Blogging was something I started for the SEO, but I’ve found I’ve gotten so much more out of it than just website visits. I want you to get those things too.
Here are my two cents on why blogging makes you a better you both professionally and personally:
1. It Makes You a Better Writer
This one is a pretty obvious “duh” moment, but it is so important. Everyone writes at some point and there are almost no jobs in which being a good writer isn’t important. Your writing responsibility may be as small as the emails you send to co-workers or as large as writing proposals, grants, or RFPs where the company’s financial future rests on your words.
Sending better emails will mean you are more likely to get what you need, communicate more effectively with clients or customers, or are better at moving projects forward. Writing better RFPs or proposals means you may earn more money. No matter what the magnitude, better writing is going to help you on a daily basis.
It forces you to sit down and consciously write with the intention of communicating an idea and being understood by possibly millions of people you’ve never met.
In my mind, it isn't much different from bodybuilding.
When you first start out, you’re likely going to be weak -- and that’s ok; You have to start somewhere.
But, if you never lift that first weight, you’ll never be able to get to the point where you’re so buff that you can win Mr. Olympia.
The same goes for blogging. If you never start, you may never have the opportunity to get better at writing. Who knows, one day you may even find yourself ready to write a whole book!
2. It Encourages You to Grow
I personally love the advice provided by David C. Baker in “The Business of Expertise.” He suggests creating a list of all the things you want to be “an expert” in and force yourself to write about them. That is the best way to truly grow.
Blogging encourages you to write about subjects you are interested in, and often about subjects you are interested in learning more about. This forces you dive in, research, and learn about a subject before writing. It makes you a more well-rounded individual.
Not to mention, writing about something you’ve just researched helps you retain a lot more of what you learned.
The cone of learning says we only retain about 10% of what we read, but 90% of what we teach others to do.
This is where blogging truly shines. Great blogs are all about imparting knowledge to readers.
If you can use your writing to teach others on a subject, it will make you that much smarter on the subject.
Most people blog to show they are subject matter expert, but it often has the effect of making them an expert by forcing them to research and write.
Talk about a gift that keeps on giving!
3. It Makes You a Better Speaker
I’ve already talked about how blogging makes you a better writer. Well, what is another benefit of being a better writer? You’ll be a better speaker. Your ability to articulate yourself grows as you write and that growth will directly translate into your ability to articulate yourself as a speaker.
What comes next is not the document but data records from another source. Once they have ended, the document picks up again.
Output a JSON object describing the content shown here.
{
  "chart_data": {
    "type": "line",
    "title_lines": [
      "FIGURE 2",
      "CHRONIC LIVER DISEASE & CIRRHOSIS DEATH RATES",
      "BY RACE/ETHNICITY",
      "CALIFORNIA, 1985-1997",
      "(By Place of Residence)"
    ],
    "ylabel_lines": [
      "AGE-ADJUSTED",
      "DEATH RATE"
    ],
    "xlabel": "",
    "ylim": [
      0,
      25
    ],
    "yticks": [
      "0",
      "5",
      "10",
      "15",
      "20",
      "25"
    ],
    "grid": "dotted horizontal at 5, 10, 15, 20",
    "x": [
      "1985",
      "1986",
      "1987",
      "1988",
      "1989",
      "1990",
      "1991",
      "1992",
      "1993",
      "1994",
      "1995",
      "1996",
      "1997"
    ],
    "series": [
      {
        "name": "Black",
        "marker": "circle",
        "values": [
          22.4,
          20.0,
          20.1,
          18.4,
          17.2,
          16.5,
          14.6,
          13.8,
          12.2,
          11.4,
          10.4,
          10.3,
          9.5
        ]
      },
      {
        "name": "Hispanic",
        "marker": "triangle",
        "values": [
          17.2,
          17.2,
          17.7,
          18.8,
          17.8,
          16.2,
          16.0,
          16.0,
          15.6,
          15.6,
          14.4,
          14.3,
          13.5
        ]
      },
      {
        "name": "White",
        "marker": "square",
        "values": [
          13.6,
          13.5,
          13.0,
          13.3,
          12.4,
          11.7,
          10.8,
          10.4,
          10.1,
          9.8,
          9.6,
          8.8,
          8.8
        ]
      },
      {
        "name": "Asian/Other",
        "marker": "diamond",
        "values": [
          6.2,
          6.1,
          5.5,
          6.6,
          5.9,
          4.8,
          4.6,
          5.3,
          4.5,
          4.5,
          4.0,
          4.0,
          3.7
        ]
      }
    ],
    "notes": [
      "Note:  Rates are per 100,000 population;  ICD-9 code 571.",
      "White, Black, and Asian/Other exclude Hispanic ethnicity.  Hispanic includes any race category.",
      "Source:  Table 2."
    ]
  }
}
I find that writing allows me to truly explore the way I think or feel about a subject in a way that is difficult only with speaking. When I’m in a tough spot or am trying to really understand how I want to approach a problem, I write about it. My mind tends to clear as a write in a way I cannot fully understand or explain. It helps you slow down and organize your thoughts.
I use this little trick all the time, both personally and professionally, and it has drastically improved my ability to speak publicly or even have tough one-on-one conversations.
4. It Sparks Creativity
One of the most unexpected benefits of regular blogging is how great it is at unlocking your inner creativity. I’ve already talked about how great writing is to figure out problems or understand your own thoughts and feelings, well, it actually helps create new thoughts and feelings as well.
Since I started regularly blogging, I’ve become that person that keeps notebooks everywhere just in case an idea hits.
I find that my most creative places (e.g. the rooms in my house where I keep notebooks) are:
My garage/gym. Ideas always hit mid-sweat.
My bedroom. I often tend to get moments of inspiration just as I’m falling asleep.
My office. This one is mostly just at the ready for work, but work always sparks great ideas.
My car. Just in case I have an idea while I’m out and about, I don’t want to be caught without one!
Blogging has truly changed the way in which my brain works. I find that it is often looking for inspiration and great ideas in everyday life (without me even having to ask it to!).
I challenge you to stop looking at writing for your business blog as an assignment and look at it as an opportunity. It shouldn’t be something you have to do but something that you get to do. A very smart person once told me “Professionals make time for professional development.”
Writing for your blog should be no different. Yes, you should write to bring more traffic to your site, but you should also write so that you can get better at your job, grow your career, and improve yourself.
So pick up that first weight, and I’ll see you at Mr. Olympia in a few years.
What are you still doing here? Go write!
I just have one question for you. What will your next blog post be?